Contudo, nem da história, nem do direito, nem da sociologia os economistas liberais dos grandes organismos econômicos aprenderam coisa alguma. São muito desmemoriados. Um bom exemplo ofereceu o “Seminário de Alto Nível” organizado no Banco de España e o Fundo Monetário Internacional, em Madri, neste mês de maio de 2010. A intervenção de uma representante de FMI, “expert” no caso espanhol, pode ser tomada como paradigmática. Colocou uma série de dados de distintos países ordenados em quadros segundo ordenadas e abscissas, para extrair conclusões “científicas” segundo as quais o desemprego alto na Espanha se devia à alta cobertura da negociação coletiva, à sua estrutura, ao seu caráter normativo que torna muito difícil o uso das cláusulas opt-out, ao excesso de proteção contra a despedida, à generosidade das prestações por desemprego e às cotizações sobre os salários. O que chama a atenção é que a partir da mera acumulação de concretos dados estatísticos de distintos países, comparados sem outras conexões, se atrevesse a especialista a formular relações de causa-efeito. Esta postura repugna ao mais elementar rigor. Um físico ou um matemático nem sequer levaria este estudo em consideração; um cientista social se escandaliza porque a complexidade das ciências sociais obriga a uma especial prudência já que as conseqüências podem ser trágicas para muita gente, pois, obviamente, tais conclusões “cientificas” de imediato se convertem em proposições normativas bem conhecidas que se  resumem na palavra desregulação que já acreditávamos desgastada.

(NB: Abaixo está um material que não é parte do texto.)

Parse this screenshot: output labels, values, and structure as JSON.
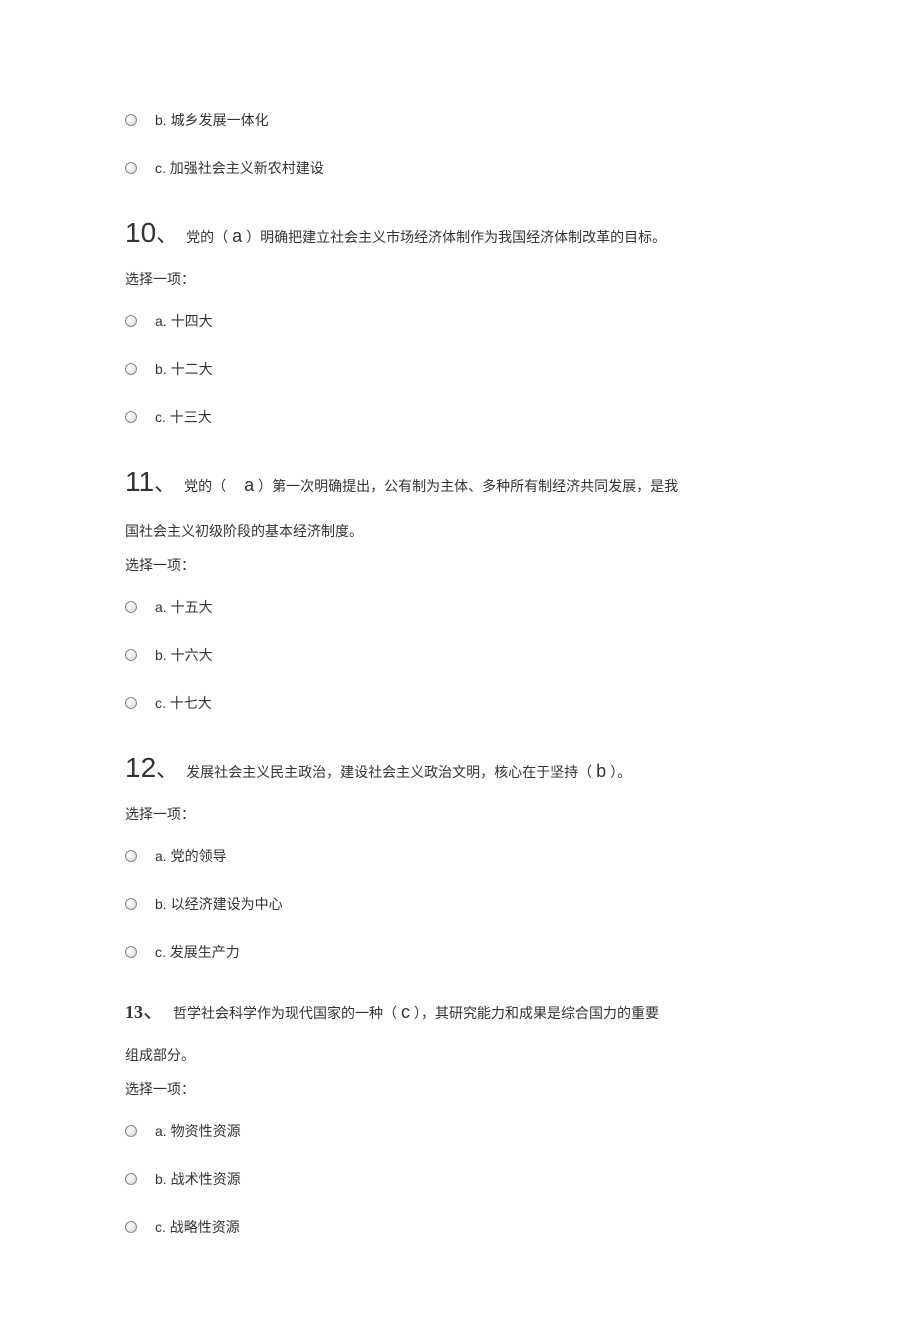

Segundo estes doutrinadores liberais, se adotadas suas recomendações (sua amnésia os faz olvidar que já fizeram essas mesmas recomendações e que as já foram aplicadas nos anos 90 na iberoamérica com desastrosas conseqüências), os empregos cresceriam como os cogumelos em um bom outono. Por quê? Não aportam provas cientificas. Há que crer que assim será, apesar das evidencia em contrario aportadas pela história. Ou seja, depois de tantas abscissas e ordenadas tudo se resolve em uma questão de fé que como se sabe remove montanhas. Já nos ensinou o grande Augusto Monterroso, em conhecido micro-conto: quando as pessoas eram crédulas a fé gerava mais problemas que resolvia, pois cada dia as montanhas, os rios, as estradas mudavam de lugar, até que as pessoas houveram por bem deixar de acreditar. Por isso quando há um terremoto ou uma queda de barreiras sobre alguma estrada significa que alguém teve um pressentimento fundado na fé, de modo que é melhor não termos, neste caso, vista das consequências.

La fé y las montañas, por Augusto Monterroso.

Al principio la fe movía montañas sólo cuando era absolutamente necesario, con lo que el paisaje permanecía igual a sí mismo durante milenios. Pero cuando la fe comenzó a propagarse y a la gente le pareció divertida la idea de mover montañas, éstas no hacían sino cambiar de sitio, y cada vez era más difícil encontrarlas en el lugar en que uno las había dejado la noche anterior; cosa que por supuesto creaba más dificultades que las que resolvía. La buena gente prefirió entonces abandonar la fe y ahora las montañas permanecen por lo general en su sitio. Cuando en la carretera se produce un derrumbe bajo el cual mueren varios viajeros, es que alguien, muy lejano o inmediato, tuvo un ligerísimo atisbo de fe.